In the strange way my mind works, a quote from one of my favorite shows, “The Office,” came to mind. Two of the main characters are at the massive city dump looking for sales leads that were accidentally thrown away, when one remarks, “Wow. Amazing, isn’t it? No other animal on earth could do this. Maybe beavers. But not like this.” And it just struck me how that is so true. I can think of no other creature who intentionally causes another being pain or who takes and takes and takes from the Earth but gives very little back. It was bothering me, and I couldn’t help but ask Brett if he thought the world would be better off without human beings. He seemed a little taken aback as he said, “It makes you wonder, doesn’t it?”

With our son’s birth only days away, I was left feeling somber and sad about the world we are bringing him into. There are so many things that happen that I want to shield him from and keep him sweet and innocent. I not only want to protect him from witnessing the evils of humanity, but also from the pain that he may experience himself. 

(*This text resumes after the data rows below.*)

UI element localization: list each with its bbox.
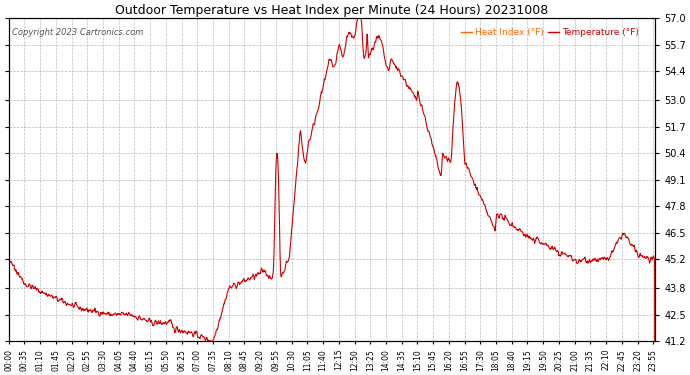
- Legend: Heat Index (°F), Temperature (°F): Heat Index (°F), Temperature (°F): [457, 25, 642, 41]
- Title: Outdoor Temperature vs Heat Index per Minute (24 Hours) 20231008: Outdoor Temperature vs Heat Index per Mi…: [115, 4, 549, 17]
- Text: Copyright 2023 Cartronics.com: Copyright 2023 Cartronics.com: [12, 28, 144, 37]
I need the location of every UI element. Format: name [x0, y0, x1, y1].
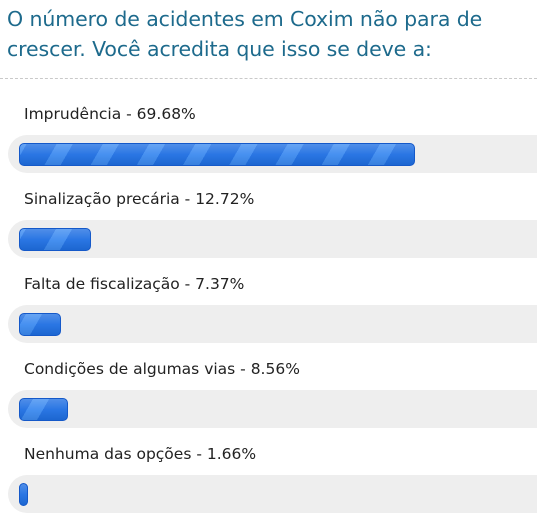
- progress-track: [8, 305, 537, 343]
- option-label: Nenhuma das opções - 1.66%: [24, 445, 257, 463]
- progress-bar: [19, 313, 61, 336]
- option-label: Imprudência - 69.68%: [24, 105, 196, 123]
- divider: [0, 78, 537, 79]
- progress-track: [8, 390, 537, 428]
- progress-bar: [19, 143, 415, 166]
- progress-bar: [19, 398, 68, 421]
- progress-bar: [19, 228, 91, 251]
- poll-option-vias: Condições de algumas vias - 8.56%: [0, 359, 537, 439]
- progress-track: [8, 475, 537, 513]
- poll-option-sinalizacao: Sinalização precária - 12.72%: [0, 189, 537, 269]
- poll-option-nenhuma: Nenhuma das opções - 1.66%: [0, 444, 537, 524]
- option-label: Sinalização precária - 12.72%: [24, 190, 255, 208]
- poll-option-fiscalizacao: Falta de fiscalização - 7.37%: [0, 274, 537, 354]
- option-label: Condições de algumas vias - 8.56%: [24, 360, 300, 378]
- option-label: Falta de fiscalização - 7.37%: [24, 275, 245, 293]
- poll-question: O número de acidentes em Coxim não para …: [7, 7, 483, 61]
- poll-option-imprudencia: Imprudência - 69.68%: [0, 104, 537, 184]
- progress-bar: [19, 483, 28, 506]
- progress-track: [8, 220, 537, 258]
- progress-track: [8, 135, 537, 173]
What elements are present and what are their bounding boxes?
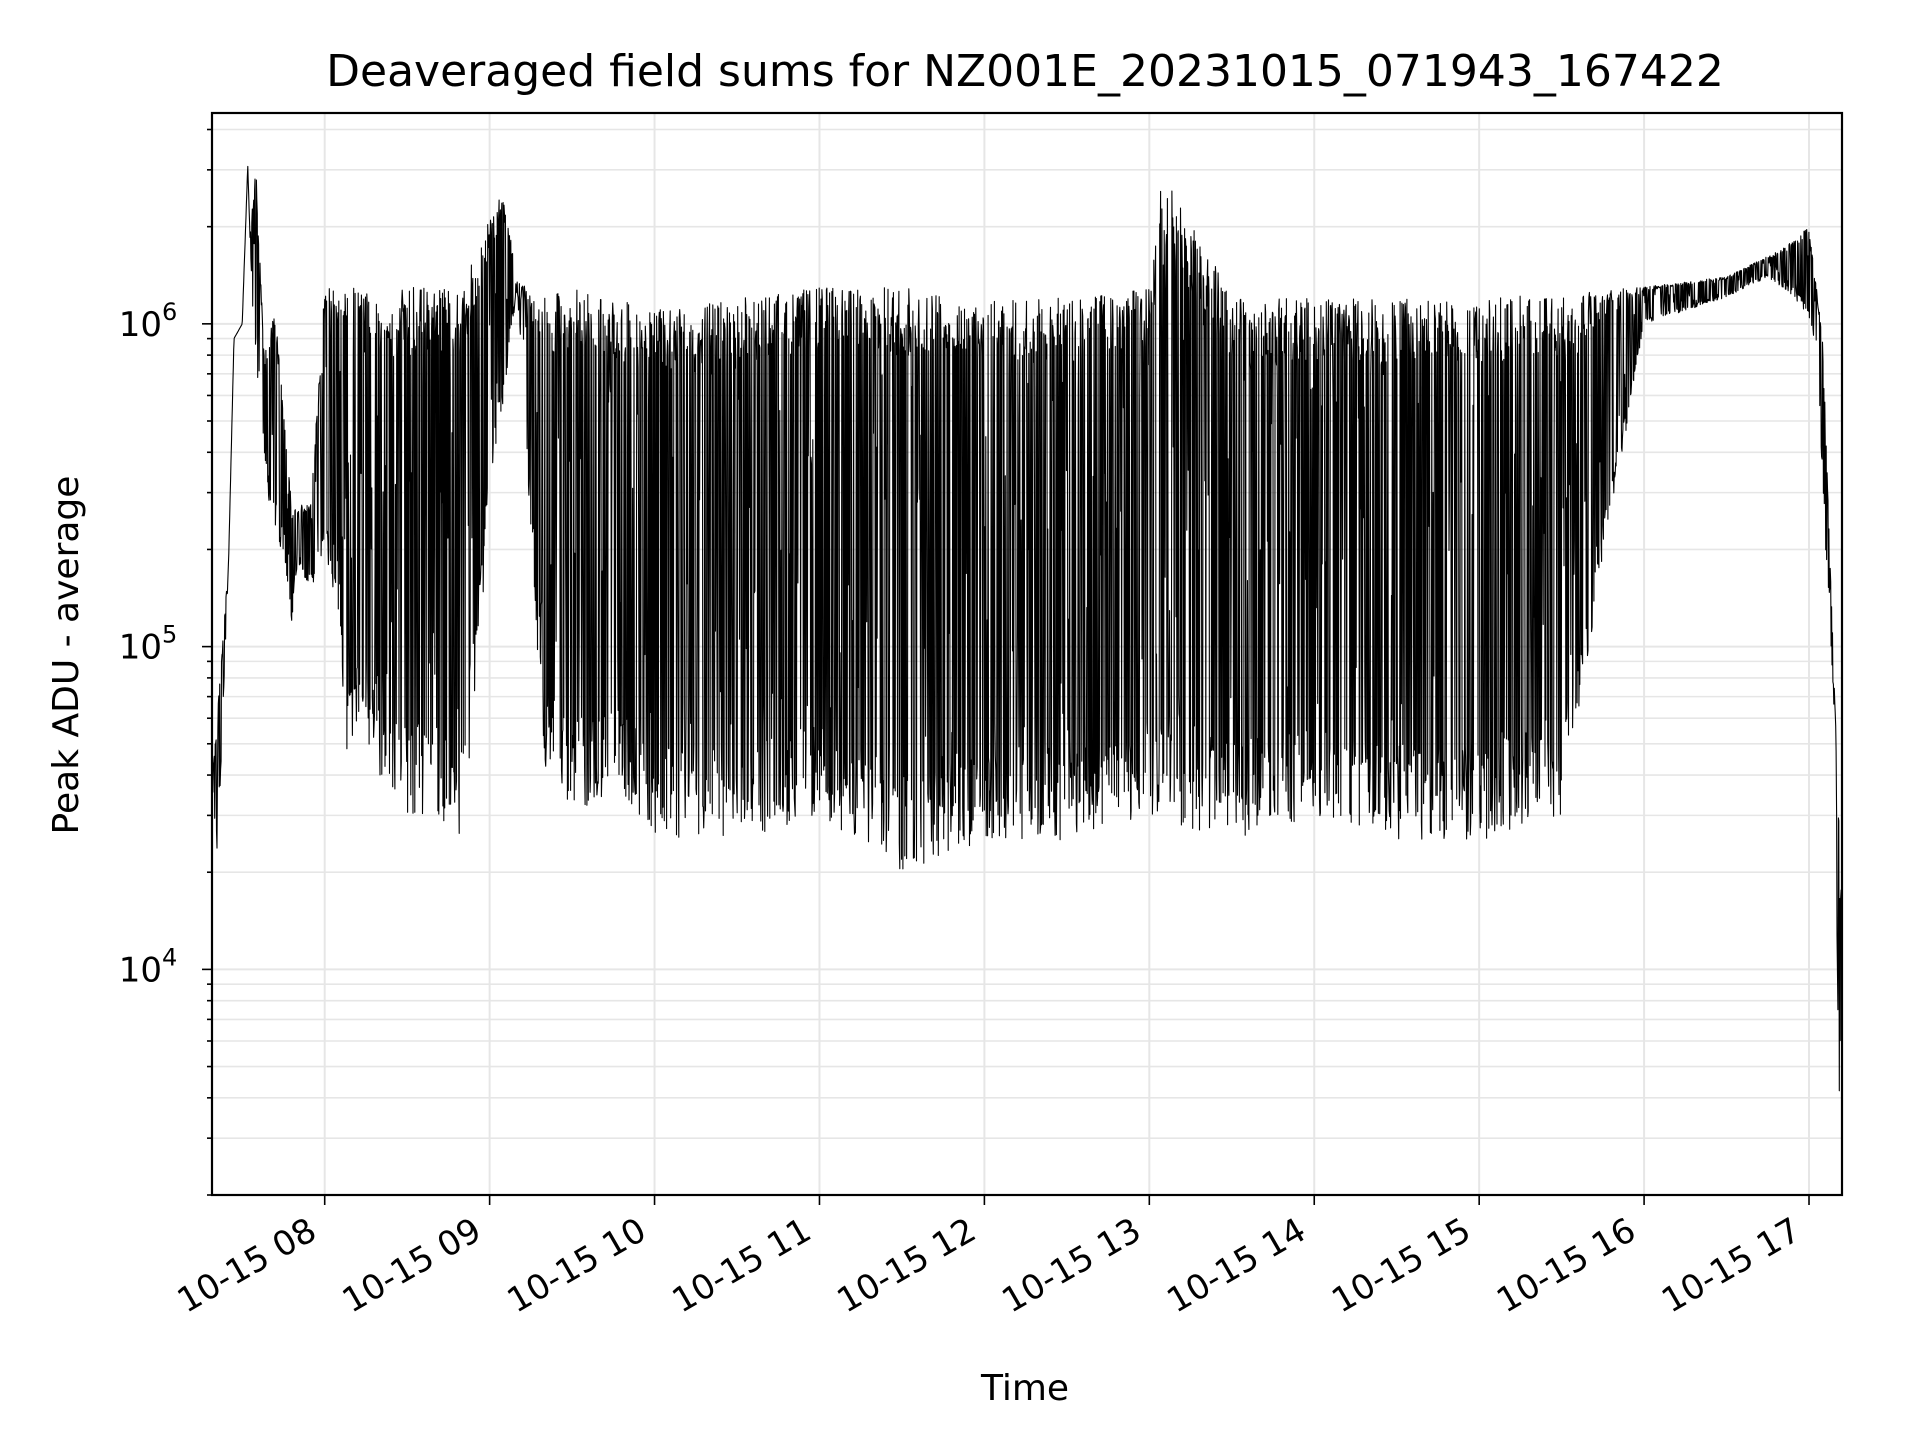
y-axis-label: Peak ADU - average	[46, 476, 87, 835]
x-axis-label: Time	[980, 1368, 1069, 1409]
data-series	[211, 165, 1843, 1092]
y-tick-label: 104	[119, 943, 178, 990]
y-tick-label: 106	[119, 298, 178, 345]
y-tick-label: 105	[119, 621, 178, 668]
data-line	[211, 165, 1843, 1092]
plot-frame	[210, 111, 1844, 1197]
chart-title: Deaveraged field sums for NZ001E_2023101…	[326, 46, 1724, 97]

But then, another one of my recent favorite movies came to mind, “Inside Out.” When we are young, are emotions are pure and simple. Happy, sad, angry or disgusted. But as we grow, it all becomes a bit more complicated. Oftentimes, in order to appreciate the happy times in life, we must have those sad or not-so-wonderful moments. Perhaps to know true joy, we also need to experience sorrow. 

It can be easy to dwell on the bad when I see over and over again the terrible ways people treat animals, other humans and the world. But what gives me hope is the ending to many of these videos and stories that pop up on my Facebook. What starts out with pain and sorrow, often ends with relief, love and joy. It’s that happy ending that keeps me watching these videos and makes me optimistic about the world our son will grow up in. It’s proof that while evil exists, there is also so much good in the world that makes it all worthwhile.  

About the author

Ashley Bebensee

Hi! I’m Ashley, a Nebraska girl living in Wyoming. I grew up on a farm in western Nebraska, graduated with a class of 28 and ventured to the middle of the state to attend the University of Nebraska at Kearney. It was there I met the love of my life and husband, Brett. He is the most romantic, kind and intelligent person I know. And he makes me belly-laugh (truly the best kind). We have two cats and two dogs that are spoiled rotten. I am a content manager at a weekly newspaper, where I get to spend my days reading, writing, editing and designing a newspaper.

British television shows, wine and caramel apples from the Rocky Mountain Chocolate Factory are my guilty pleasure. Shopping with my mom, going to the movies with my husband, long phone conversations with my dad and spoiling my nieces and nephews are just a few of my favorite activities. While I try to plan out all the details of life like the good control freak that I am, God is always throwing in curveballs. And so far, each of those curveballs have given me a bountiful amount of stress and love, adventure and joy, and more blessings than I could have ever imagined.